Ransomware is still the biggest software security threat out there. It targets everyone, big and small, and it can cripple individuals, businesses and government offices around the world.
In fact, some ransomware attacks can be so severe that employees are turning to old-school equipment like typewriters and calculators!
As we keep telling you, one thing about ransomware that’s so appealing to cybercriminals, aside from its profitability, is its adaptability. It’s constantly evolving, as cybercriminals change their code to suit their needs and to elude security software. For example, this newly discovered campaign that’s rapidly spreading now allows the attacker to modify it on the fly!
Read on and learn what this ransomware is all about so you can stop it in its tracks before it hits you.
“KeyPass” ransomware campaign
A new campaign for the ransomware variant called KeyPass (not to be confused with the legitimate password manager KeePass) has been spotted and it looks like aside from locking users out of their files, it’s planting the seeds for more sophisticated attacks in the future.
KeyPass first appeared on August 8 and has claimed hundreds of victims in more than 20 countries so far.

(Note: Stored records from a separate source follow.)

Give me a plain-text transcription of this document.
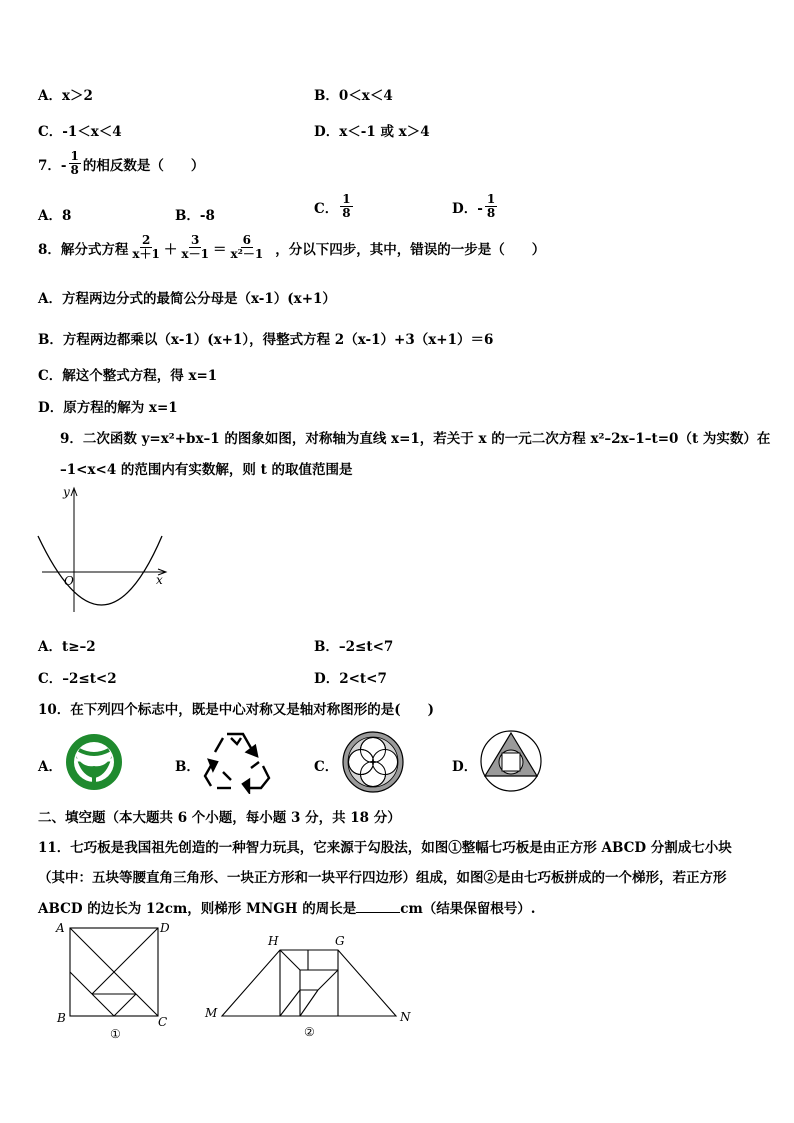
A．x＞2	B．0＜x＜4
C．-1＜x＜4	D．x＜-1 或 x＞4
7．- $\frac{1}{8}$ 的相反数是（　　）
A．8	B．-8	C． $\frac{1}{8}$	D．- $\frac{1}{8}$
8．解分式方程 $\frac{2}{x+1} + \frac{3}{x-1} = \frac{6}{\text{x²－1}}$ ，分以下四步，其中，错误的一步是（　　）
A．方程两边分式的最简公分母是（x-1）(x+1）
B．方程两边都乘以（x-1）(x+1），得整式方程 2（x-1）+3（x+1）＝6
C．解这个整式方程，得 x=1
D．原方程的解为 x=1
9．二次函数 y=x²+bx–1 的图象如图，对称轴为直线 x=1，若关于 x 的一元二次方程 x²–2x–1–t=0（t 为实数）在
–1<x<4 的范围内有实数解，则 t 的取值范围是
y
x
O
A．t≥–2	B．–2≤t<7
C．–2≤t<2	D．2<t<7
10．在下列四个标志中，既是中心对称又是轴对称图形的是(　　)
A．	B．	C．	D．
二、填空题（本大题共 6 个小题，每小题 3 分，共 18 分）
11．七巧板是我国祖先创造的一种智力玩具，它来源于勾股法，如图①整幅七巧板是由正方形 ABCD 分割成七小块
（其中：五块等腰直角三角形、一块正方形和一块平行四边形）组成，如图②是由七巧板拼成的一个梯形，若正方形
ABCD 的边长为 12cm，则梯形 MNGH 的周长是	cm（结果保留根号）.
A	D
B	C
①
H	G
M	N
②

It’s still not known how KeyPass is being spread but according to Bleeping Computer, the ransomware appeared after the victims downloaded and installed software key cracks from the internet. However, other victims are saying that KeyPass appeared on its own without user interaction.
Security researchers at Kaspersky Lab noted that while the ransomware is simple in its execution, it contains an option for its authors to manually take control of an infected computer then install more complex attacks on the victim’s network.
KeyPass itself also includes a way for the attackers to customize the encryption process, including the encryption key, the ransom note, and the encrypted file extension. Bad news all around!
The ransom note
Currently, the KeyPass ransom note indicates that “All your files, documents, photos, databases and other important files are encrypted and have the extension .KEYPASS.”
It also tells the victim that the only way to recover the encrypted files is to purchase the decryption software and the unique private key for $300 within the first 72 hours of the infection. This suggests that if the victim doesn’t contact the provided email address for further instructions within that time period, the ransom amount will increase.
How to protect yourself against KeyPass
Since there are no free public decryption keys for KeyPass yet, it is currently impossible to recover a victim’s files at this time without the private keys. In most cases, it is not recommended that you pay the ransom since there is no guarantee that the cybercriminals will fulfill their end of the bargain and successfully unlock your files.
Your best bet against a total disaster is to have a complete and reliable backup of your files (such as our sponsor IDrive).
Additionally, no one knows for sure how KeyPass is being distributed so it’s important that you remain proactive to guard against malware in general.
Don’t download and install software from unknown sources and beware of so-called software key crackers and pirated programs, which are illegal on their own anyway.
Other attackers may also be exploiting Remote Desktop Protocol (RDP) software, which lets attackers secretly control a victim’s computer. (This explains why some users claim that the ransomware magically appeared on its own.)
If you’re using RDP to access your computer remotely, make sure it is not directly exposed to the internet by using a VPN service to conceal it.